(The Root) — Though the New York City Police Department has steadfastly denied that its controversial stop-and-frisk program constitutes racial profiling, today it appears that New York’s finest are singing a new tune. The NYPD Captains Endowment Association is running an ad against a new City Council measure that would expand the language defining those protected from profiling.

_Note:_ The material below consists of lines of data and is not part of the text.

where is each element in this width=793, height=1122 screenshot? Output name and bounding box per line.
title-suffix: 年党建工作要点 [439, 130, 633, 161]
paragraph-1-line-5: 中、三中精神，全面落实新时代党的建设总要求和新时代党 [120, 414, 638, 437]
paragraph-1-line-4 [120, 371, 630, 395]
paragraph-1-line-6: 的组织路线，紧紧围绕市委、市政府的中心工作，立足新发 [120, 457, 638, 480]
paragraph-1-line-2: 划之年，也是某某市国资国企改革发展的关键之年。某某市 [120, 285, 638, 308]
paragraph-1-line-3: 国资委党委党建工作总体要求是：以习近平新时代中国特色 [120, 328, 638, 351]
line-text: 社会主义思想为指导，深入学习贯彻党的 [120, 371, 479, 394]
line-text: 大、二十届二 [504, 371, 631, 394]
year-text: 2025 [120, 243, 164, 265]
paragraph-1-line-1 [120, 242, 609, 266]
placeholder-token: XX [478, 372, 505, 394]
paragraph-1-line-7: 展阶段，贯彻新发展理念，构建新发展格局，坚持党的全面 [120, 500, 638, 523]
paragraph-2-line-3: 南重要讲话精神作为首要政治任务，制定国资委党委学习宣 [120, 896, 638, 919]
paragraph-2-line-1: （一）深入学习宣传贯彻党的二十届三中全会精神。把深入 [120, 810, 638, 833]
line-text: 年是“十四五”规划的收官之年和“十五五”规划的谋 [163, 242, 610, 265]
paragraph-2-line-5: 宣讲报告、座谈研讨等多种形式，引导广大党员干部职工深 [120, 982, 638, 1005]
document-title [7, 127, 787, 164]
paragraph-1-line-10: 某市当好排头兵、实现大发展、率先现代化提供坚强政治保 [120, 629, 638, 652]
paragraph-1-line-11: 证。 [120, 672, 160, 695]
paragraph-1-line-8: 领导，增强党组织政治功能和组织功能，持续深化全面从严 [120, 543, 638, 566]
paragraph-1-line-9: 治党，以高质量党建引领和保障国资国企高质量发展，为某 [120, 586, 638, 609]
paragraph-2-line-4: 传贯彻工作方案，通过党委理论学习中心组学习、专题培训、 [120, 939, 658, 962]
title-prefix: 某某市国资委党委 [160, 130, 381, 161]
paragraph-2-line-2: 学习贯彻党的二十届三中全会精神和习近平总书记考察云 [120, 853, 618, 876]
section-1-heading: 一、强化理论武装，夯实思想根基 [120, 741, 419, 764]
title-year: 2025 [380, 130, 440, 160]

Council members sponsoring the bill, among them Brad Lander and Jumaane Williams of Brooklyn’s Flatbush neighborhood, insist that the bill will help prevent profiling of groups such as the homeless and members of the lesbian, gay, bisexual and transgender community. The proposed bill reads in part:
1. “[Racial or ethnic] Bias-based profiling” means an act of a member of the force of the police department or other law enforcement officer that relies on actual or perceived race, [ethnicity, religion or] national origin color, creed, age, alienage or citizenship status, gender, sexual orientation, disability, or housing status as the determinative factor in initiating law enforcement action against an individual, rather than an individual’s behavior or other information or circumstances that links a person or persons [of a particular race, ethnicity, religion national origin] to suspected unlawful activity.
2. b. Prohibition. Every member of the police department or other law enforcement officer shall be prohibited from [racial or ethnic] engaging in bias-based profiling or unlawful discriminatory practices as defined in paragraph 3 of subdivision c of this section.
The law also formalizes a pathway of opportunity for victims of profiling to sue, something that has rankled critics of the measure. Opponents of the bill within the NYPD claim that the measure will open up the NYPD to lawsuits for simply describing the race or other physical attributes of a criminal suspect, something that supporters of the bill deny. Some have gone so far as to say the bill will prevent officers from describing more than a suspect’s wardrobe if they want to avoid lawsuits.
The dramatic new ad depicts a police officer standing blindfolded, alleging that this is what the life and job of a police officer will be like if the new measure becomes law.
According to the New York Post, Pat Lynch, president of the Patrolmen’s Benevolent Association, which represents police officers, called the proposal “unnecessary” and disputed the notion that the biased policing was a serious problem, saying, “Racial profiling is already illegal — and should be.”
But this raises the obvious question. If all officers feel that way, then why do they fear a measure that will simply enshrine this into law?